One hundred years ago this November 11, World War I, the “first calamity of the 20th Century,”1 ground to a close. In its wake lay 16 million dead, the collapse of four empires, the weakening of two others, and the seeds of subsequent tragedies. Alone among the great powers, the U.S. emerged a stronger nation.

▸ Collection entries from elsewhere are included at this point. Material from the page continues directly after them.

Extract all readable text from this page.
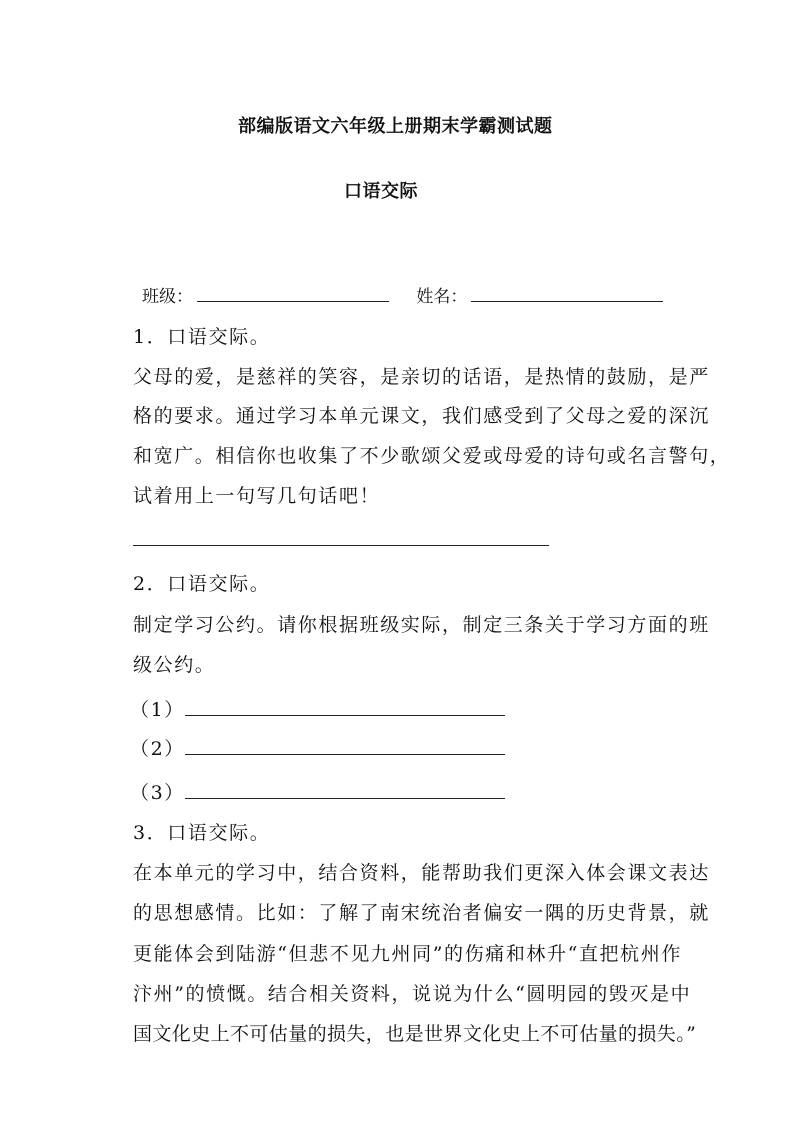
部编版语文六年级上册期末学霸测试题
口语交际
班级：	姓名：
1．口语交际。
父母的爱，是慈祥的笑容，是亲切的话语，是热情的鼓励，是严
格的要求。通过学习本单元课文，我们感受到了父母之爱的深沉
和宽广。相信你也收集了不少歌颂父爱或母爱的诗句或名言警句，
试着用上一句写几句话吧！
2．口语交际。
制定学习公约。请你根据班级实际，制定三条关于学习方面的班
级公约。
（1）
（2）
（3）
3．口语交际。
在本单元的学习中，结合资料，能帮助我们更深入体会课文表达
的思想感情。比如：了解了南宋统治者偏安一隅的历史背景，就
更能体会到陆游“但悲不见九州同”的伤痛和林升“直把杭州作
汴州”的愤慨。结合相关资料，说说为什么“圆明园的毁灭是中
国文化史上不可估量的损失，也是世界文化史上不可估量的损失。”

The war ended what economic historians have called the first age of globalization—a period of increasing international trade and communication. Surgeons participated actively in this interconnected world, and by the first years of the 20th century, a network of knowledge exchange existed among the world’s leading surgeons.2 For example, in 1913, prominent European surgeons paid 12 visits to the Mayo Clinic, Rochester, MN, and William Mayo, MD, FACS, a founder of the American College of Surgeons (ACS), himself made two separate trips to Europe. The war shattered this network, to the regret of many. As British surgeon Berkeley Moynihan, KCMG, CB, FRCS, FACS(Hon), wrote to Dr. Mayo in August 1914, “Many of us…are sorry to be at war with Germany—for individually we have many friends there.”3

ACS enters the war effort

The sympathies, however, of many leading College figures, particularly Franklin H. Martin, MD, FACS, lay with the Allies. From early 1915, several hospital units organized by Fellows, including ACS Regent George Crile, MD, FACS, served in France.4 The loss of Marie Depage, wife of the well-known Belgian surgeon, Antoine Depage, in the Lusitania sinking on May 7, 1915, strengthened these sentiments (see Figure 1). Madame Depage, a nurse, had been touring the U.S. to raise funds for the Belgian Red Cross and her husband’s war hospital. While touring, she received enthusiastic support from Drs. Martin and Mayo. Her death personalized the tragedy of war for many American surgeons. Preparing the medical profession for the U.S.’ possible entry into the war took on more urgency for Dr. Martin and the Regents.5

Figure 2. The College published the proceedings of the 1917 Clinical Congress in both Surgery, Gynecology, & Obstetrics, and as a bound volume

And preparation was vital. The destructive power of modern weapons and the scale of casualties challenged the medical capabilities of all belligerent countries. By war’s end, neurosurgery for brain injuries, laparotomy for abdominal wounds, and forward surgery had become routine.6-8 Research into shock by Dr. Crile, physiologists Walter Cannon and William Bayliss, and other investigators contributed new approaches to the treatment of the wounded. A debate about the relative merits of colloid, crystalloid, or blood in resuscitation intensified and continues to this day.9

But these scientific and practical advances needed to be communicated to the civilian surgeons who would enter service. As U.S. forces mobilized, the College devoted the 1917 Clinical Congress to war surgery to help prepare its American membership for the challenges to come (see Figure 2)—challenges that many of the College’s Canadian Fellows had been bearing since autumn 1914. The Convocation featured patriotic music from John Philip Sousa’s band and a stirring speech by Sir Berkeley Moynihan, now a colonel in the British Army. Practical sessions included talks on medical organization, treatment of wounds, rehabilitation, and the control of venereal disease. By November 11, 1918, approximately half of the College membership had seen active service in the U.S. or Canadian armed forces. ♦

Acknowledgments

The author gratefully acknowledges the assistance of Meghan Kennedy, Archivist, ACS Division of Member Services, and Renee Ziemer, coordinator, W. Bruce Fye Center for the History of Medicine, Mayo Clinic, Rochester, MN.